Monday, April 27, 2009

The Cow-Tail Switch

-October-

This was my first attempt at acrylic painting since my 8th grade personal project, and I was basing it off of an African folk tale, in which there is a man, a great hunter with many children, who goes off into the woods one day and is never seen again. His family pretends that nothing happens and goes on as usual until his baby son is born. When his son is old enough to talk, he asks his siblings where his father is, and they decide to go out and find their father. They go out into the woods and after a short while, they find their father's skeleton, where he was attacked by a leopard. One of them knows how to put his bones back together, another knows how to sing flesh back onto the bones, and et cetera. Together, the hunter's children bring him back to life, and lead him back to the village. Everyone is excited about his return, and there is a huge party. The hunter slaughters his best cow for this ceremony, and makes its tail into a magnificent switch, the most amazing thing anyone had ever seen. At the celebration, everone asked to touch the switch, but the hunter wouldn't let them. At the very end, he said that he would give the switch to the child who had done the most to bring him back to life. All of his children rushed forward to say how important their role had been, but their father stopped each of them. After all of his children had bickered over who deserved the switch the most, the hunter reached down and gave the switch to his baby son, who hadn't even said anything, for he was the one who had remembered the hunter.

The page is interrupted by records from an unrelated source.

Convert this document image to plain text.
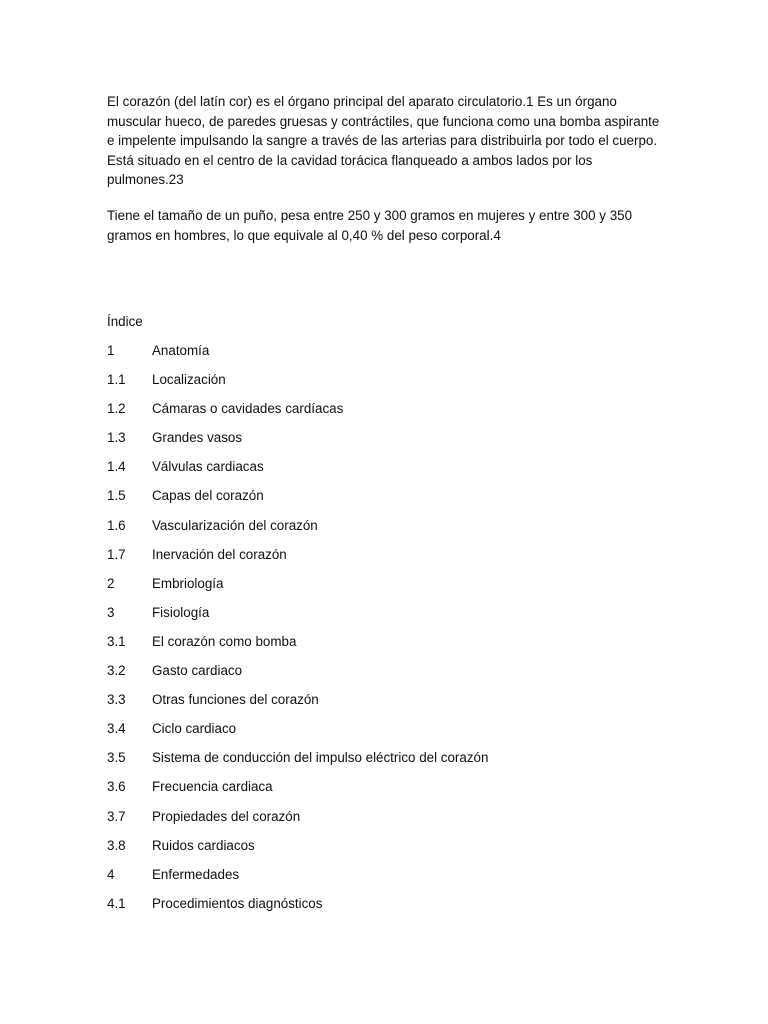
El corazón (del latín cor) es el órgano principal del aparato circulatorio.1 Es un órgano muscular hueco, de paredes gruesas y contráctiles, que funciona como una bomba aspirante e impelente impulsando la sangre a través de las arterias para distribuirla por todo el cuerpo. Está situado en el centro de la cavidad torácica flanqueado a ambos lados por los pulmones.23

Tiene el tamaño de un puño, pesa entre 250 y 300 gramos en mujeres y entre 300 y 350 gramos en hombres, lo que equivale al 0,40 % del peso corporal.4

Índice

1	Anatomía
1.1	Localización
1.2	Cámaras o cavidades cardíacas
1.3	Grandes vasos
1.4	Válvulas cardiacas
1.5	Capas del corazón
1.6	Vascularización del corazón
1.7	Inervación del corazón
2	Embriología
3	Fisiología
3.1	El corazón como bomba
3.2	Gasto cardiaco
3.3	Otras funciones del corazón
3.4	Ciclo cardiaco
3.5	Sistema de conducción del impulso eléctrico del corazón
3.6	Frecuencia cardiaca
3.7	Propiedades del corazón
3.8	Ruidos cardiacos
4	Enfermedades
4.1	Procedimientos diagnósticos
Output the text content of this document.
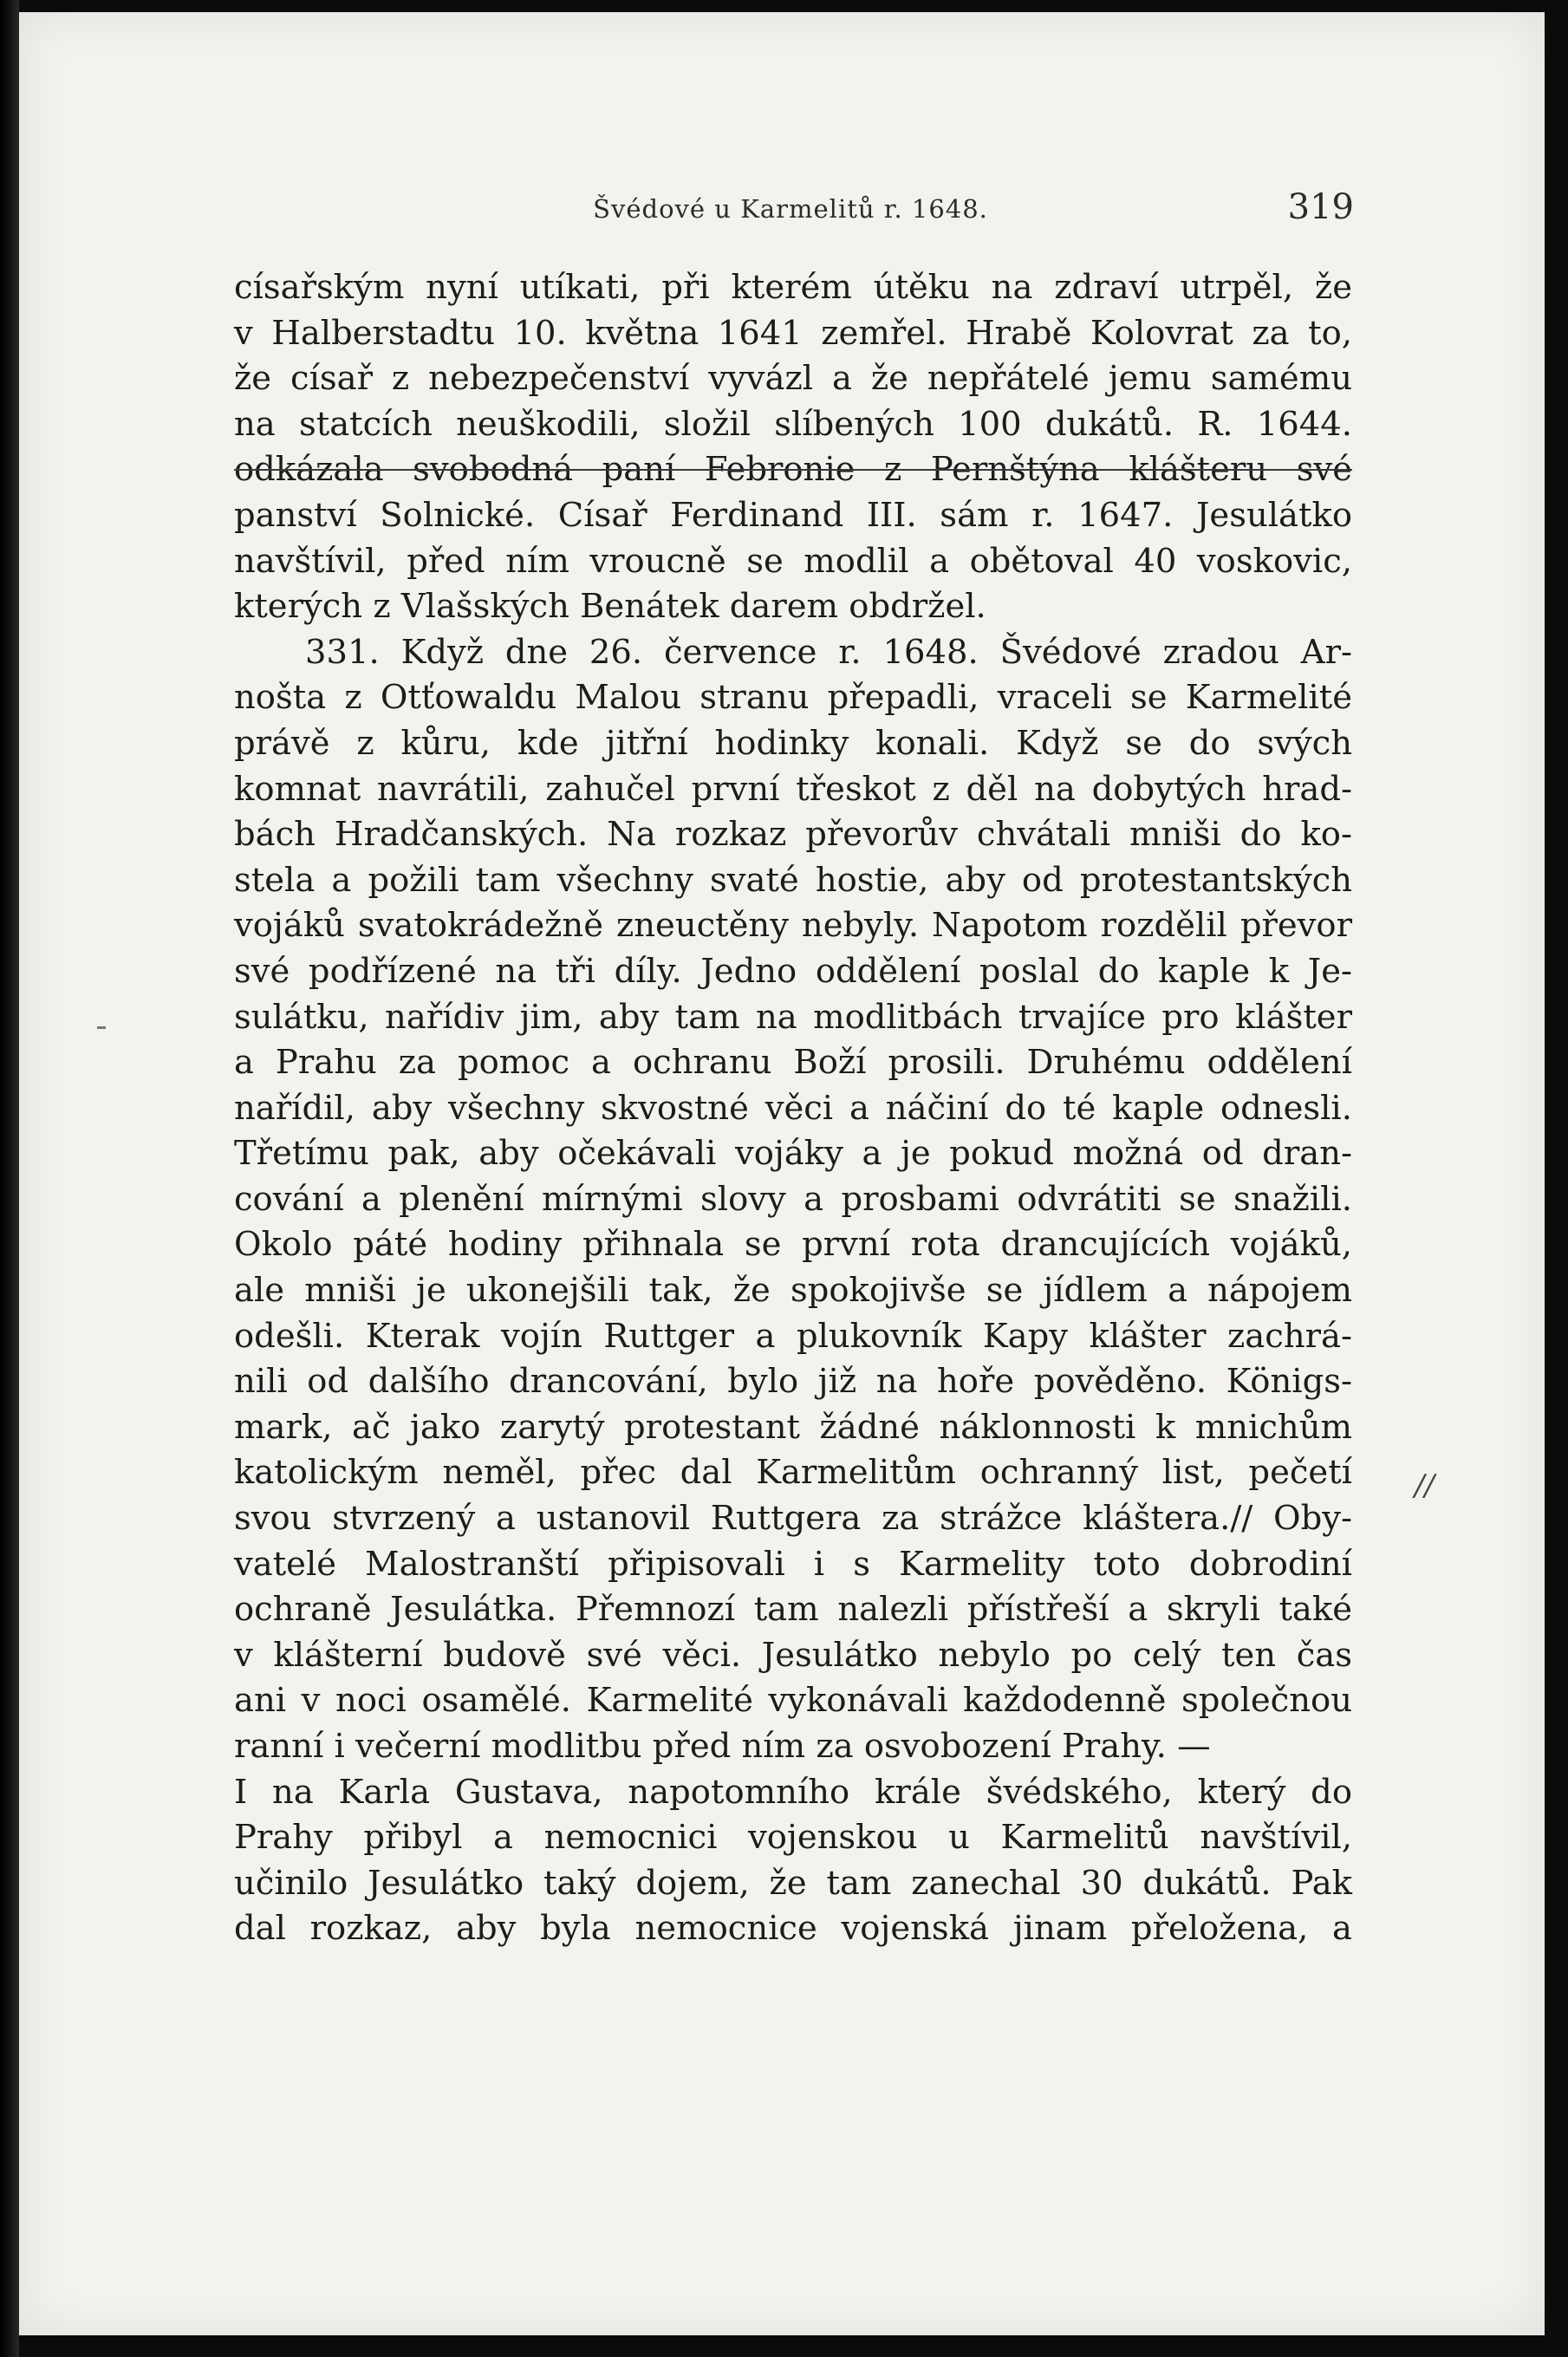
Švédové u Karmelitů r. 1648.	319
//
císařským nyní utíkati, při kterém útěku na zdraví utrpěl, že
v Halberstadtu 10. května 1641 zemřel. Hrabě Kolovrat za to,
že císař z nebezpečenství vyvázl a že nepřátelé jemu samému
na statcích neuškodili, složil slíbených 100 dukátů. R. 1644.
odkázala svobodná paní Febronie z Pernštýna klášteru své
panství Solnické. Císař Ferdinand III. sám r. 1647. Jesulátko
navštívil, před ním vroucně se modlil a obětoval 40 voskovic,
kterých z Vlašských Benátek darem obdržel.
331. Když dne 26. července r. 1648. Švédové zradou Ar-
nošta z Otťowaldu Malou stranu přepadli, vraceli se Karmelité
právě z kůru, kde jitřní hodinky konali. Když se do svých
komnat navrátili, zahučel první třeskot z děl na dobytých hrad-
bách Hradčanských. Na rozkaz převorův chvátali mniši do ko-
stela a požili tam všechny svaté hostie, aby od protestantských
vojáků svatokrádežně zneuctěny nebyly. Napotom rozdělil převor
své podřízené na tři díly. Jedno oddělení poslal do kaple k Je-
sulátku, nařídiv jim, aby tam na modlitbách trvajíce pro klášter
a Prahu za pomoc a ochranu Boží prosili. Druhému oddělení
nařídil, aby všechny skvostné věci a náčiní do té kaple odnesli.
Třetímu pak, aby očekávali vojáky a je pokud možná od dran-
cování a plenění mírnými slovy a prosbami odvrátiti se snažili.
Okolo páté hodiny přihnala se první rota drancujících vojáků,
ale mniši je ukonejšili tak, že spokojivše se jídlem a nápojem
odešli. Kterak vojín Ruttger a plukovník Kapy klášter zachrá-
nili od dalšího drancování, bylo již na hoře pověděno. Königs-
mark, ač jako zarytý protestant žádné náklonnosti k mnichům
katolickým neměl, přec dal Karmelitům ochranný list, pečetí
svou stvrzený a ustanovil Ruttgera za strážce kláštera.// Oby-
vatelé Malostranští připisovali i s Karmelity toto dobrodiní
ochraně Jesulátka. Přemnozí tam nalezli přístřeší a skryli také
v klášterní budově své věci. Jesulátko nebylo po celý ten čas
ani v noci osamělé. Karmelité vykonávali každodenně společnou
ranní i večerní modlitbu před ním za osvobození Prahy. —
I na Karla Gustava, napotomního krále švédského, který do
Prahy přibyl a nemocnici vojenskou u Karmelitů navštívil,
učinilo Jesulátko taký dojem, že tam zanechal 30 dukátů. Pak
dal rozkaz, aby byla nemocnice vojenská jinam přeložena, a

And, as he said, 'No one is truly dead until they are forgotten.'

In this piece, I was using the switch to represent life, by using color, shape and contrast. All of these together showed the difference between life and death: life was free, loose, and made up of curvy shapes while death was represented with geometric shapes; life was made out of hot colors and death of cold colors; and life was bright against death's dark background. For this, I had to use different techniques, especially to get the different textures in the piece. In the background, I used masking to get the different shapes and impasto to color them. On the switch, I got the scribbly texture by rolling a piece of thread in paint and then pressing it to the canvas. Overall, though, this isn't a very exciting piece.